Wiktionary talk:Forms and spellings

From Wiktionary, the free dictionary
Latest comment: 3 years ago by Geographyinitiative in topic Pocket of Uncertainty
Jump to navigation Jump to search

Various comments[edit]

I've been mulling this over and putting off commenting for a while now so let me rip...

  • Splitting "Altnernative spellings" up into 3 specific types is a bad idea. They are not so polarized. There are words which cross over and blur these categories and there are doubtless other smaller categories.
  • This may highlight that "Alternative spellings" is not the best wording for this section. It's always been contentious. It has been argues over and various people have used their own names for the section from time to time. Not so long ago I suggested that either "Other spellings" or just "Spelling" were better.
  • The purpose of the section has always been to show that under various conditions, the same word has been or is spelled differently in some regions or in some circles or by some people for various reasons. Sometimes they reflect spelling reforms, sometimes they reflect borrowing from another language, sometimes the reflect simplification of diacritics or ligatures, sometimes they are due to misanlysis, sometimes they are due to various romanization schemse or a language written in another script, sometimes they are due to various people attempting to capture words from an unwritten native language in roman script. Not so uncommonly various of these reasons combine and blur and overlap and I'm sure there's a few I didn't think of to list here.
  • they have identical pronunciation and meaning
    • Neither is necessarily true. My guess is the person who wrote this did not study a large sample of words and just went on a hunch. Pronunciation of a single spelling can vary greatly between regions and even depending on part of speech or sense. Meanings shift and it's not unknown for words which were historically the same to subtly split pronunciation or spelling or both and each variant take a different shade of meaning.
  • frequency of usage of either term is within an order of magnitude of that of the other, or two orders of magnitude if either is very common
    • This is just arbitrary and in it seems like the writer is confused about whether all forms are equal or one form is an alternative of another.
  • neither term arises directly from common accidental typos, human errors, scanning errors, etc
    • We don't need anything different for these than for other errors.
  • region-specific spellings
    • This is just unneeded. It attempts to polarize issues which are simply not so black and white. We don't need a separate concept. We need to label spellings with regions and sometimes we need usage notes. For instance many people believe -ise is British and -ize is American and colour is British and color is American yet the words "colorise" and "colourize" can be attested.
  • obsolete spelling
    • This is too simplified. We already have "dated", "archaic", and "obsolete" labels for words and senses. We just need to use them here. A word or spelling is dated if your grandpartents use it but you don't. A word of spelling is archaic if it is now used only to create a feeling of the past and a more modern word or spelling would be used generally. A word or spelling is obsolete if it has not been used at all or a long time. Again there are other cases such as German's recent spelling reform - are spellings replaced by it archaic or obsolete now? Maybe they are deprecated. And what about Belarus and China where there are forms based on outmoded romanizations or too closely related to unpopular political situations in the past?
  • What about languages or dialects written in more than one script or version of a script?
    • Serbian and Belarusian can both be written in Cyrillic and Latin.
    • Hindi and Urdu are closely related dialects of the same language the majority of whose vocabulary can be used in both languges but will use Arabic script for Urdu and Devanagari for Hindi.
    • Korean used to be written in Hanja and is now written mostly in Hangul, but was written in a combination for a long time and still is in some sectors or by some writers. Hanja words can always be written in Hangul but the opposite is not always the case. Eg: Seoul has no Hanja form.
    • Chinese is written in Traditional characters in some countries and Simplified characters in others. Only some characters were affected by simplification.
    • Some Japanese characters were simplified but differently to Chinese. The older forms can still be found especially in older texts but modern words will never have been spelled in tradtional characters. Many words can be written in Kanji or Katakana, sometimes in Kanji or Hiragana. Usually one form will be more common than the other but there are trends over time.

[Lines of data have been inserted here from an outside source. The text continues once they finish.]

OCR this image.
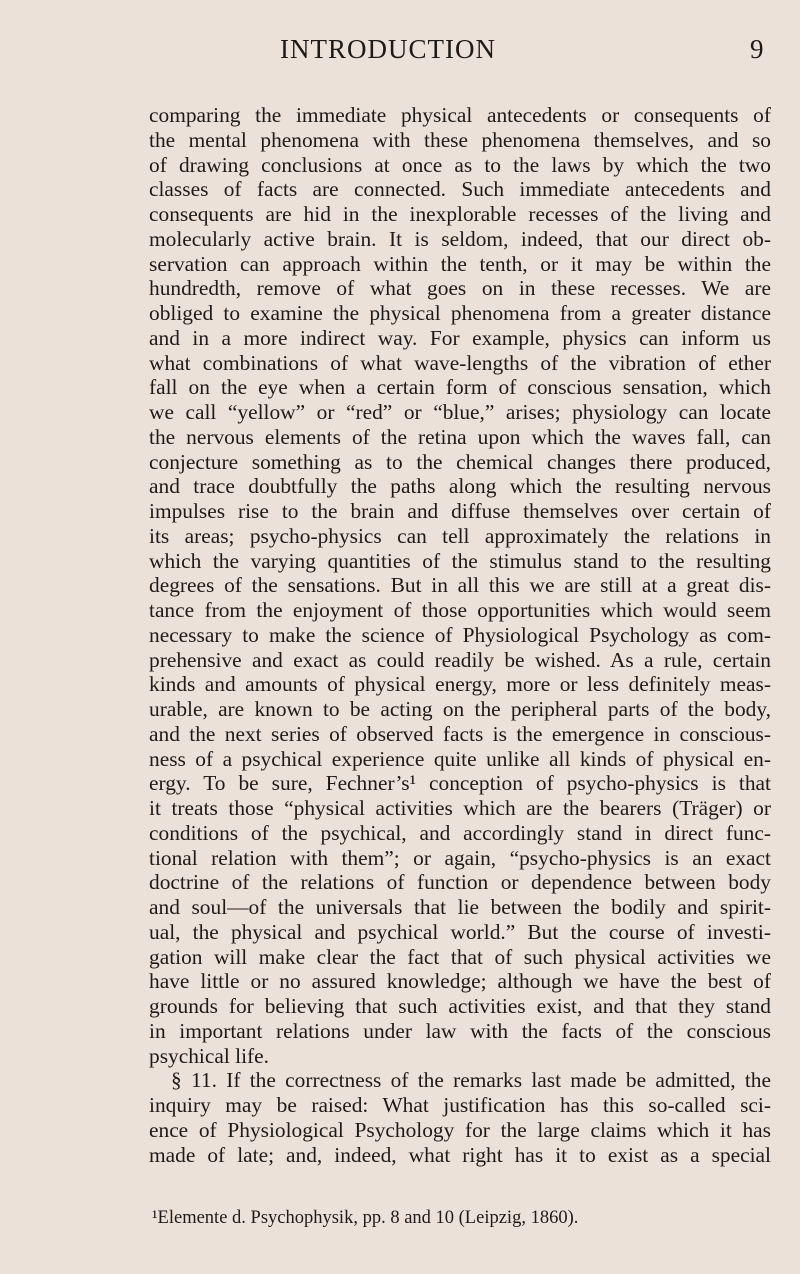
INTRODUCTION	9
comparing the immediate physical antecedents or consequents of
the mental phenomena with these phenomena themselves, and so
of drawing conclusions at once as to the laws by which the two
classes of facts are connected. Such immediate antecedents and
consequents are hid in the inexplorable recesses of the living and
molecularly active brain. It is seldom, indeed, that our direct ob-
servation can approach within the tenth, or it may be within the
hundredth, remove of what goes on in these recesses. We are
obliged to examine the physical phenomena from a greater distance
and in a more indirect way. For example, physics can inform us
what combinations of what wave-lengths of the vibration of ether
fall on the eye when a certain form of conscious sensation, which
we call “yellow” or “red” or “blue,” arises; physiology can locate
the nervous elements of the retina upon which the waves fall, can
conjecture something as to the chemical changes there produced,
and trace doubtfully the paths along which the resulting nervous
impulses rise to the brain and diffuse themselves over certain of
its areas; psycho-physics can tell approximately the relations in
which the varying quantities of the stimulus stand to the resulting
degrees of the sensations. But in all this we are still at a great dis-
tance from the enjoyment of those opportunities which would seem
necessary to make the science of Physiological Psychology as com-
prehensive and exact as could readily be wished. As a rule, certain
kinds and amounts of physical energy, more or less definitely meas-
urable, are known to be acting on the peripheral parts of the body,
and the next series of observed facts is the emergence in conscious-
ness of a psychical experience quite unlike all kinds of physical en-
ergy. To be sure, Fechner’s¹ conception of psycho-physics is that
it treats those “physical activities which are the bearers (Träger) or
conditions of the psychical, and accordingly stand in direct func-
tional relation with them”; or again, “psycho-physics is an exact
doctrine of the relations of function or dependence between body
and soul—of the universals that lie between the bodily and spirit-
ual, the physical and psychical world.” But the course of investi-
gation will make clear the fact that of such physical activities we
have little or no assured knowledge; although we have the best of
grounds for believing that such activities exist, and that they stand
in important relations under law with the facts of the conscious
psychical life.
§ 11. If the correctness of the remarks last made be admitted, the
inquiry may be raised: What justification has this so-called sci-
ence of Physiological Psychology for the large claims which it has
made of late; and, indeed, what right has it to exist as a special
¹Elemente d. Psychophysik, pp. 8 and 10 (Leipzig, 1860).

I propose that we all work on trying to fix this mess with better understanding of all the issues and all the affected parties, but keeping in mind simplification, standardization, and ease of use.

Thanks for your attention. — Hippietrail 17:40, 16 April 2007 (UTC)Reply

I agree with your comments, and think/hope that my proposal below addresses most of them. —RuakhTALK 20:19, 16 April 2007 (UTC)Reply

Alternative proposal[edit]

  • Two or more spellings are considered to identify the same word if all of the following are the case:
    • They are the same part of speech, and the same form of that part of speech (e.g., all are present participles).
    • They are closely related etymologically.
    • They have approximately the same pronunciation (ignoring regional accents and whatnot).
    • They have approximately the same range of meanings, such that they would be defined the same way.
    • A writer using one of them in a text is unlikely to use another in the same text (except by mistake, or in quoted text).
  • Further, a spelling might identify multiple words, one of which is also identified by another spelling; for example, a Simplified Chinese character might identify a few different words, each having a separate Traditional Chinese character.
  • Two or more spellings that identify the same word in this fashion are referred to below as "variants".
  • Variants that have the exact same pronunciation (ignoring regional accents and whatnot) are referred to below as "alternative spellings". For example, the variants color and colour are alternative spellings, while the variants negotiate (with [ʃ]) and negociate (with [s]) are not.
  • Where possible, a lemma with variants should have a full entry at only one of them, with the others being mostly soft redirects (but having variant-specific information, such as differing pronunciation, where appropriate). The title of the full entry should be chosen as follows:
    • Non-standard variants (misspellings like accomodate, eye-dialect spellings like wuz, and so on) should not be given full entries. (Indeed, only the most common misspellings should be given entries at all.)
    • If a given spelling is a variant of a few otherwise-differently-spelled words … ? [I have no idea. On the one hand, it might be preferable to give full entries to the latter (because otherwise each soft redirect would require additional information on which sense applies); on the other, it would be irksome to look up the more common spelling and then have to visit five different softly-redirected pages to find all the possible senses. Input is welcome.]
    • If it is clear which standard variant is the most common, then it should be given a full entry.
    • If a few standard variants seem to be roughly tied for most common, then one of them should be given a full entry.
  • Assuming there is more than one non-misspelled variant, the full entry should have a section headed "Variants" with a link to each non-misspelled variant, followed by a parenthesized, italicized context note if relevant. This includes a self-"link" which will appear in bold (included for the purpose of attaching a context note to it, though for consistency's sake it should appear whether or not it requires a context note). This allows a distinction to be drawn between sense contexts (pants, in the sense of under-trousers, is a British word) and spelling contexts (realise is a British spelling), which is essential for the sake of people coming in from a soft redirects.
  • As mentioned above, a non-full lemma entry should be a soft redirect to the full entry, with the following information:
    • The language, part of speech, inflected forms, etc.
    • If it's an alternative spelling, then the kind of spelling ("Mostly U.K. spelling of ___", "Dated spelling of ___", "Rare spelling of ___", "Common misspelling of ___", etc.), unless the two spellings really are equivalent and there's nothing to say on that point, in which case it should be "Alternative spelling of ___". [{{alternative spelling of}} should be modified to add support for that modifier.]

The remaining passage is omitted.